Monday, Jul. 16, 1934
Cowal Games
On the 175-acre estate of Charles Arthur Moore at Round Hill, Conn.. 8,000 U. S. Scots last week assembled for the largest festival of its kind outside Scot-land--the annual Cowal Games of the United States. A day-long orgy of mutton-pie eating, sword-dancing, and caber-tossing, the Cowal Games ended with a parade of 100 bagpipers and drummers who marched over the rolling hills tooting the air of The Seventy-Ninth Farewell to Gibraltar. Prize for piping--a silver cup and $150--went to the Lovat Band whose bald-headed leader, Augus Fraser, has entered 30 bagpiping contests during the last nine years, won 25 of them. Honors in caber-tossing (throwing forward in a half circle a log about the size of a small telegraph pole) went to an Armonk, N. Y. clansman named George Ross, after the caber had been sawed down several times so contestants could balance it. Further prizes were awarded to the best-dressed piper; the best-dressed lady in Highland costume; the best Highland flingers; winners at soccer, high-jumping, sack-racing and novice piping.

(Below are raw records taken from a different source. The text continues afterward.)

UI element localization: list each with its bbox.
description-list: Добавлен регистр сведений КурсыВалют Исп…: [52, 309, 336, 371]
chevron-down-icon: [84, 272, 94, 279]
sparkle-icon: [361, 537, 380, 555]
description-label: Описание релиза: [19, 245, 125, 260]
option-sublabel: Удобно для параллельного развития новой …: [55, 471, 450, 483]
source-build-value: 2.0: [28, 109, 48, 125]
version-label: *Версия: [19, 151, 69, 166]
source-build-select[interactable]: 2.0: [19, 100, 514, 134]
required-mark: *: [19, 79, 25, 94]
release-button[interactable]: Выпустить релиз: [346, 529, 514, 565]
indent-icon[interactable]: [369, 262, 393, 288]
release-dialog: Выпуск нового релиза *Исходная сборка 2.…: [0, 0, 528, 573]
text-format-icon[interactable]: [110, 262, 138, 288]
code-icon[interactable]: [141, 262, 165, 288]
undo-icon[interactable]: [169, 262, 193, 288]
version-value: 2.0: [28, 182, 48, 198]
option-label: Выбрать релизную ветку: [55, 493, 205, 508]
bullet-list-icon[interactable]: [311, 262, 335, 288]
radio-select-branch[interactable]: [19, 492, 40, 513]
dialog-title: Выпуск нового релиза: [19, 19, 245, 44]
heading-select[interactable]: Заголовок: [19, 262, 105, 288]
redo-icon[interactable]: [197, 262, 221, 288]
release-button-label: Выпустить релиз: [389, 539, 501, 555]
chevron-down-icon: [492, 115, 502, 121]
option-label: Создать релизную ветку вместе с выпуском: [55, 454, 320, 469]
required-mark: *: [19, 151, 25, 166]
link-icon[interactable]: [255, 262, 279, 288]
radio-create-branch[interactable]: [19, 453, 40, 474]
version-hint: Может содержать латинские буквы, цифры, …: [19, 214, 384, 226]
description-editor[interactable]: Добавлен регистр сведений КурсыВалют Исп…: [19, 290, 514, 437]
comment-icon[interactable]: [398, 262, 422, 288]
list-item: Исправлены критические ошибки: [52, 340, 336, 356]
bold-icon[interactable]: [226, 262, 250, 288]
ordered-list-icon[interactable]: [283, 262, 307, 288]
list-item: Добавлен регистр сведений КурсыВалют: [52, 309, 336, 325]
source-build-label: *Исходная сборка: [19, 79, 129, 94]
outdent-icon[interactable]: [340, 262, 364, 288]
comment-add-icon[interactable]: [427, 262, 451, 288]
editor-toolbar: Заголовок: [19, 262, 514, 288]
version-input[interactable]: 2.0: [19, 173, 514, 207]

Patterned after the Cowal Games held annually at Dunoon, Scotland, for half a century to decide championships in Highland games, the Cowal Games of the U. S. started eleven years ago when Mr. Moore invited 30 Scottish friends to a free picnic. Three hundred appeared. The next year, Mr. Moore combined his picnic with an effort to raise funds for new uniforms for a bagpipe band, charged 50-c- admission. He had more guests than ever. The following year the Round Hill Scottish Games Association was formed to run the festival on Mr. Moore's estate. On Mr. Moore's meadows last week were parked 3,000 cars, trucks and busses from all over eastern U. S. and Canada.
A member of the famed Campbell clan, Mr. Moore is descended from the Earl of Argyll who befriended Mary, Queen of Scots. Proud of his Scottish ancestry, he has never worn his clan tartan of navy, black, red and green. His interest in the Cowal Games of the U. S. is sporting rather than historical. After schooling at St. Paul's, Mr. Moore joined Peary's Arctic Expedition in the summer of 1897. The next summer he hunted polar bear in Hudson Bay. After graduating from Yale in 1903, he spent a year touring and buying horses in Arabia. He was a major in the U. S. Army during the War. Afterward, he entered his father's tool manufacturing firm of Manning. Maxwell & Moore, became its president in 1927.
To a less hardy Scot, the spectacle of 8,000 fellow clansmen running loose on his country estate might have seemed alarming. Charles Arthur Moore, whose 6 ft. 3 in. and 250 Ib. made him easily the most impressive Scot at his extraordinary festival, was pleased by his Cowal Games last week until he noticed a group of clansmen paddling about in his stocked lake.